One of our first tests, Senator Shaheen, is going to be in Syria. We don’t have an embassy in Syria. It’s operating out of Türkiye. But we need to help them. We want to help that government succeed because the alternative is full-scale civil war and chaos, which would of course destabilize the entire region. And we are going to allow our people on the ground – both our embassy personnel at the Damascus embassy located in Türkiye and, for the short period of time, at least during the interim, our ambassador in Türkiye – to work with local officials there to make determinations about what kind of aid they need. Is it humanitarian? Is it improving law enforcement or governance functions? We think it’s going to be the first test of this new model, but I strongly believe that our decisions and the power to drive decisions and the decisions and the inputs that we’re taking have to be driven in many cases from the bottom up, not from the top down, and focused on the fact that there is unique sets of factors in individual parts of the world that require different priorities and attention.

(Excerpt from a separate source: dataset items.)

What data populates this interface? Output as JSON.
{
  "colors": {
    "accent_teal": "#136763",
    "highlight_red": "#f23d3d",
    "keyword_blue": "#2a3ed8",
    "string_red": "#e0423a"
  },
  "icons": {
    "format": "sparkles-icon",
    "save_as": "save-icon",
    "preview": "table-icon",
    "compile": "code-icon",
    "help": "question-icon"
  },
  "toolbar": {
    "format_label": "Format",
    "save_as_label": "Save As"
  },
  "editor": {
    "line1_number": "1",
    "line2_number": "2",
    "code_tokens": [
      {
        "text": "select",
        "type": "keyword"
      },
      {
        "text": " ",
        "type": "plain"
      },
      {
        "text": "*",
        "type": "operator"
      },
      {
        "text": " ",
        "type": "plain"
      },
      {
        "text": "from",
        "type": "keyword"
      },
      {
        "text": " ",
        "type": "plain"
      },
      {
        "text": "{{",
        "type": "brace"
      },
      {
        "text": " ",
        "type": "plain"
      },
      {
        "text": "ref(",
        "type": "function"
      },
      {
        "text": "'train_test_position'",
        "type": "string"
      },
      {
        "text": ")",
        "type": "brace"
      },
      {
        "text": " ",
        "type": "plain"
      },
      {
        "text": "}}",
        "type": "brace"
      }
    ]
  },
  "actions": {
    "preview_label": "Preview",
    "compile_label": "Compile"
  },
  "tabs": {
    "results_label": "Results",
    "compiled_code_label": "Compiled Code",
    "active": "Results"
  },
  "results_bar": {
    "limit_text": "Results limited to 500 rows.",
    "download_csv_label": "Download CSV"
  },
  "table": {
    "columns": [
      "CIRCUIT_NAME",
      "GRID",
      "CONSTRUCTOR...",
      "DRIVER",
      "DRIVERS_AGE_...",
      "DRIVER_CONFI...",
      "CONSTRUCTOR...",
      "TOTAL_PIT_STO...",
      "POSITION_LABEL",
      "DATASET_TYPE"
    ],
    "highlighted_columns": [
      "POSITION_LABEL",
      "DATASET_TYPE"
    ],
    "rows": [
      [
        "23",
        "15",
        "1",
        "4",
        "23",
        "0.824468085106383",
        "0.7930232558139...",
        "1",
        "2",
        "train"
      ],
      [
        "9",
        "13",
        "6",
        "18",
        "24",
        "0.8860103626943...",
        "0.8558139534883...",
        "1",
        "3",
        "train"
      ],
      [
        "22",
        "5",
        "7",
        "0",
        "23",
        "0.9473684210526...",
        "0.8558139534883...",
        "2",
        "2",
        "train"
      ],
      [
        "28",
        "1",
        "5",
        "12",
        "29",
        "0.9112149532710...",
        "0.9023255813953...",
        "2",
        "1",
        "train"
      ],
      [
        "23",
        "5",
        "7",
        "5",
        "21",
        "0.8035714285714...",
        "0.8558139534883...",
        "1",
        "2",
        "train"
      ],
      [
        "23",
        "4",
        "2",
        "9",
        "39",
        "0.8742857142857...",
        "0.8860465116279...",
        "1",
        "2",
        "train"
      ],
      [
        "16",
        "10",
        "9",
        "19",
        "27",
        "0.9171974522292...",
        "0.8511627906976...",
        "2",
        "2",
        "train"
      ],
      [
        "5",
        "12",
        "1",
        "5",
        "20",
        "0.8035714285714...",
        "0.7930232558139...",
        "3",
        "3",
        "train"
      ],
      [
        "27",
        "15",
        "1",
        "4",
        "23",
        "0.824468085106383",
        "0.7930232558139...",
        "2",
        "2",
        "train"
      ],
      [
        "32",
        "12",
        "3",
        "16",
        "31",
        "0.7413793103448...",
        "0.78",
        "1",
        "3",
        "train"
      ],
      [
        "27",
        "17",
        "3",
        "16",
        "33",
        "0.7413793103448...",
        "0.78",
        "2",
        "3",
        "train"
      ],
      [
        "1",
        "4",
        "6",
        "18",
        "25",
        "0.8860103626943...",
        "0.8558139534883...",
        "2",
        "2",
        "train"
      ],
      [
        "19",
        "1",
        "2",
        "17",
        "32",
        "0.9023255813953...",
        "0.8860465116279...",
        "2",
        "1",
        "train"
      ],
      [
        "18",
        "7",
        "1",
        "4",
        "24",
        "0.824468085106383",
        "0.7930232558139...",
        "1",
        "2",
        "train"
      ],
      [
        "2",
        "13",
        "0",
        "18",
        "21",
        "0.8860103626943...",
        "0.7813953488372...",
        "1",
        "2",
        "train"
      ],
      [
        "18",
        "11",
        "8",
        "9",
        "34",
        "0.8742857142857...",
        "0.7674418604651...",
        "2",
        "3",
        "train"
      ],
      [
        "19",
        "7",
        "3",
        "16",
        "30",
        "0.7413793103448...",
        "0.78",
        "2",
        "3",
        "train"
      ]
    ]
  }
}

And ultimately, foreign policy – mature foreign policy – requires a balancing of interests. That’s just a fact, okay? Our human rights agenda is going to look different in certain parts of the world than it will in others. That doesn’t mean that we as a people have abandoned it. That means that in a world where you need to conduct real foreign policy in a mature and structured way, there are ways you’re going to have to balance all these.”
Rubio on China
“I will say this: Even with the reforms we’ve put in place and what we’re suggesting as changes to our foreign aid, we still will provide more foreign aid, more humanitarian support than the next 10 countries combined, than the entire OECD, and far more than China. China doesn’t do humanitarian aid. China does predatory lending. That’s what Belt and Road Initiative is. That’s what all of their aid – they have no – zero record of doing humanitarian aid in the world, and frankly, they don’t know how to do it. They have no interest in doing it. What they’re very good at is going into some country, making you a loan, and then holding that debt over your head. And that’s what they continue to do, and by the way, you have to hire a Chinese company to do it.
So I don’t agree with this assessment that – there’s no evidence whatsoever that China has either the capacity or the will to replace the U.S. in humanitarian assistance, in food deliveries, or in developmental assistance, for that matter. We provide development assistance. They provide debt traps, and that’s a point over and over again around the world that we’ve made, and we’ve found receptive audiences to it.”